Verification: - Substituting into the first equation: 3 = 2(1) + 1 → 3 = 3 ✓

• Substituting into the second: 3 = –1 + 4 → 3 = 3 ✓

Thus the system has a unique solution at (1, 3).

Example 2: No Solution (Parallel Lines)

System:
[ \begin{cases} y = \frac{1}{2}x - 3 \ y = \frac{1}{2}x + 2 \end{cases} ]

Graphing steps

1. First line: y‑intercept = –3 → (0, –3). Slope = ½ → up 1, right 2 → (2, –2).
2. Second line: y‑intercept = 2 → (0, 2). Same slope ½ → up 1, right 2 → (2, 3).

Because the slopes are identical (both ½) but the y‑intercepts differ, the lines are parallel and never meet.

Solution: No solution (the system is inconsistent).

Verification: Setting the right‑hand sides equal gives (\frac{1}{2}x - 3 = \frac{1}{2}x + 2), which simplifies to –3 = 2—a contradiction. Hence

Example 3: Infinitely Many Solutions (Coincident Lines)

System:
[ \begin{cases} y = 3x - 2 \ 2y = 6x - 4 \end{cases} ]

Graphing steps

1. The first equation is already in slope‑intercept form: intercept = –2, slope = 3. Plot (0, –2) and, using the slope, move up three units and right one unit to reach (1, 1). Connect the points to obtain a straight line. 2. The second equation can be simplified by dividing every term by 2, yielding (y = 3x - 2). Thus it represents exactly the same line as the first equation.
2. Because both equations trace the identical set of points, every point on the line satisfies the system.

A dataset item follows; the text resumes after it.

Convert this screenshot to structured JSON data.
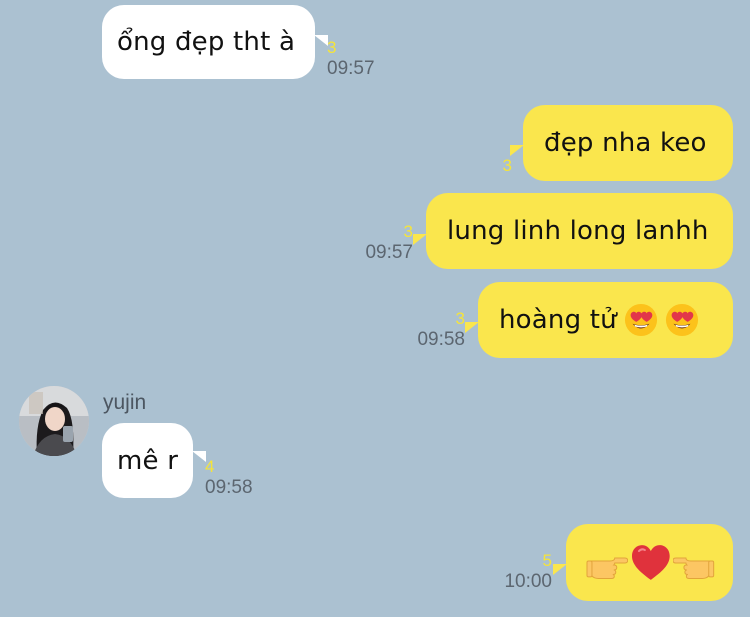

Solution: Infinitely many solutions; the solution set can be described as ({(x,y)\mid y = 3x - 2}).

Verification: Substituting any point that lies on the line—say ((2,4))—into both original equations gives (4 = 3(2) - 2 = 4) and (2(4) = 6(2) - 4 = 8), confirming that the point satisfies each equation.

General Observations

• Unique intersection occurs when the slopes differ; the coordinates of the crossing point solve the system simultaneously.
• Parallel, non‑coincident lines share a slope but have distinct intercepts; the resulting contradiction signals that no ordered pair can satisfy both equations.
• Coincident lines possess identical slopes and intercepts; every point on the line is a solution, giving the system an infinite solution set.

These three possibilities exhaust all outcomes for a pair of linear equations in two variables.

Practical Tips for Classroom Use

• Dynamic graphing tools (e.g., Desmos or GeoGebra) let students manipulate slopes and intercepts in real time, instantly visualizing how the three cases emerge.
• Error‑checking worksheets can ask learners to classify each system before solving it algebraically, reinforcing the connection between graphical shape and algebraic properties.
• Real‑world contexts—such as comparing cost models, speed‑distance relationships, or supply‑demand curves—provide meaningful motivation for identifying unique, none, or infinite solutions.

Concluding Summary

Graphing a system of linear equations transforms an abstract set of algebraic statements into a concrete visual relationship. By plotting each equation, examining the interaction of the resulting lines, and confirming the intersection algebraically, students gain a dual‑mode understanding that blends spatial intuition with symbolic manipulation. Recognizing whether the lines intersect at a single point, run parallel without meeting, or completely overlap empowers learners to predict the nature of solutions before any computation is performed. Mastery of this process not only solidifies foundational algebra skills but also lays the groundwork for more advanced topics such as linear programming, systems of inequalities, and vector geometry Simple, but easy to overlook. Surprisingly effective..

Not the most exciting part, but easily the most useful.